Nowadays more than ever it’s essential to get clear and accurate guidance and advice in financial matters. The economy is volatile, laws are changing frequently and unless you’re up to date with the latest financial regulations, especially regarding tax, your precious assets could be vulnerable. Hiring a qualified financial planner makes such perfect sense in these difficult times.

Financial planning includes investment planning, retirement planning, tax planning and personal insurance advice. Obtaining financial advice is a major step towards getting your financial affairs in order and ensuring your assets retain their value and your future income stream will take care of your needs, especially during retirement.

When it comes to investing your money for example, you could of course do your own research. However, this is an extremely complex area, where specialist knowledge is invaluable. The level of risk that you are prepared to accept, when investing, must be considered. Then you could spend a lot of time investigating all the investment options available and still be unsure about what is the best way to plan for your future.

Without performing a detailed audit and assessment of your current financial situation, it’s difficult to choose the right type of investment for your needs. Qualified financial advisors have an in-depth knowledge of such matters as investment portfolios with differing levels of risk, interest rates and the best place to desposit your cash as well as the impact of the latest tax legislation. Together with professional training and long experience, this allows them to offer informed financial planning advice.

Financial planning for retirement is one area is which sound financial advice is crucial. These days, the average person spends between 25 and 30 years in retirement and for an enjoyable quality of life, this period needs to be well-funded.

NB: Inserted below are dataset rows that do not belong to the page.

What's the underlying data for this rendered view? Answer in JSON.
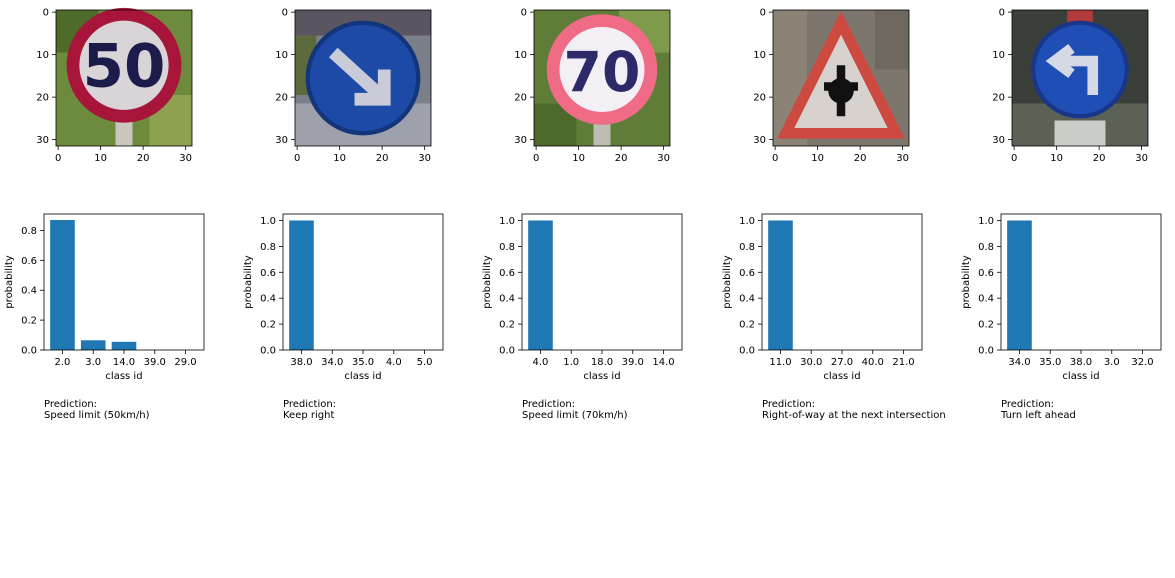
{
  "chart_data": [
    {
      "type": "bar",
      "image": "speed-limit-50-sign",
      "image_axis_ticks": [
        "0",
        "10",
        "20",
        "30"
      ],
      "categories": [
        "2.0",
        "3.0",
        "14.0",
        "39.0",
        "29.0"
      ],
      "values": [
        0.87,
        0.065,
        0.055,
        0.0,
        0.0
      ],
      "ylim": [
        0,
        0.91
      ],
      "yticks": [
        "0.0",
        "0.2",
        "0.4",
        "0.6",
        "0.8"
      ],
      "xlabel": "class id",
      "ylabel": "probability",
      "prediction_label": "Prediction:",
      "prediction": "Speed limit (50km/h)",
      "bar_color": "#1f77b4"
    },
    {
      "type": "bar",
      "image": "keep-right-sign",
      "image_axis_ticks": [
        "0",
        "10",
        "20",
        "30"
      ],
      "categories": [
        "38.0",
        "34.0",
        "35.0",
        "4.0",
        "5.0"
      ],
      "values": [
        1.0,
        0.0,
        0.0,
        0.0,
        0.0
      ],
      "ylim": [
        0,
        1.05
      ],
      "yticks": [
        "0.0",
        "0.2",
        "0.4",
        "0.6",
        "0.8",
        "1.0"
      ],
      "xlabel": "class id",
      "ylabel": "probability",
      "prediction_label": "Prediction:",
      "prediction": "Keep right",
      "bar_color": "#1f77b4"
    },
    {
      "type": "bar",
      "image": "speed-limit-70-sign",
      "image_axis_ticks": [
        "0",
        "10",
        "20",
        "30"
      ],
      "categories": [
        "4.0",
        "1.0",
        "18.0",
        "39.0",
        "14.0"
      ],
      "values": [
        1.0,
        0.0,
        0.0,
        0.0,
        0.0
      ],
      "ylim": [
        0,
        1.05
      ],
      "yticks": [
        "0.0",
        "0.2",
        "0.4",
        "0.6",
        "0.8",
        "1.0"
      ],
      "xlabel": "class id",
      "ylabel": "probability",
      "prediction_label": "Prediction:",
      "prediction": "Speed limit (70km/h)",
      "bar_color": "#1f77b4"
    },
    {
      "type": "bar",
      "image": "right-of-way-triangle-sign",
      "image_axis_ticks": [
        "0",
        "10",
        "20",
        "30"
      ],
      "categories": [
        "11.0",
        "30.0",
        "27.0",
        "40.0",
        "21.0"
      ],
      "values": [
        1.0,
        0.0,
        0.0,
        0.0,
        0.0
      ],
      "ylim": [
        0,
        1.05
      ],
      "yticks": [
        "0.0",
        "0.2",
        "0.4",
        "0.6",
        "0.8",
        "1.0"
      ],
      "xlabel": "class id",
      "ylabel": "probability",
      "prediction_label": "Prediction:",
      "prediction": "Right-of-way at the next intersection",
      "bar_color": "#1f77b4"
    },
    {
      "type": "bar",
      "image": "turn-left-ahead-sign",
      "image_axis_ticks": [
        "0",
        "10",
        "20",
        "30"
      ],
      "categories": [
        "34.0",
        "35.0",
        "38.0",
        "3.0",
        "32.0"
      ],
      "values": [
        1.0,
        0.0,
        0.0,
        0.0,
        0.0
      ],
      "ylim": [
        0,
        1.05
      ],
      "yticks": [
        "0.0",
        "0.2",
        "0.4",
        "0.6",
        "0.8",
        "1.0"
      ],
      "xlabel": "class id",
      "ylabel": "probability",
      "prediction_label": "Prediction:",
      "prediction": "Turn left ahead",
      "bar_color": "#1f77b4"
    }
  ]
}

Essentially most people in the UK receive a basic state pension along with a private pension from their employer. The self-employed make their own arrangements. Nowadays, many people with company pension schemes are also choosing to take out a private pension plan. This is a tax effective way to take charge of ones future. However, this is a complex affair and one which could benefit from professional financial advice.

Another area in which having expert financial advice can save you large amounts of money is inheritance tax. Inheritance tax legislation is subject to frequent changes as the Chancellor tries to balance the budget. Your decisions can have profound implications for the legacy you’re able to leave behind.

When considering hiring a firm to advise you with financial planning, here are some things to bear in mind. Firms offering advice on financial products must be authorised by the Financial Services Authority (FSA). You can check the status of a particular firm at the FSA’s web site or by calling their consumer hotline. Exceptional firms are accredited with Chartered Financial Planner status.

FSA authorisation guarantees a certain standard and adherence to certain rules regarding the type of service they offer and how they charge for it. These matters are outlined in the Keyfacts document the advisor must give you. This document stipulates the type of service and whose products they are offering. It will also explain how you’re being charged for the service, whether by fee or commission or a mixture of both.

You can find out about financial planning services available by visiting the web sites of the UK’s reputable financial advisors. Here you can get full details of the services offered and the qualifications of the personnel. This will allow you to make an informed decision about the financial planning advice that’s right for your needs.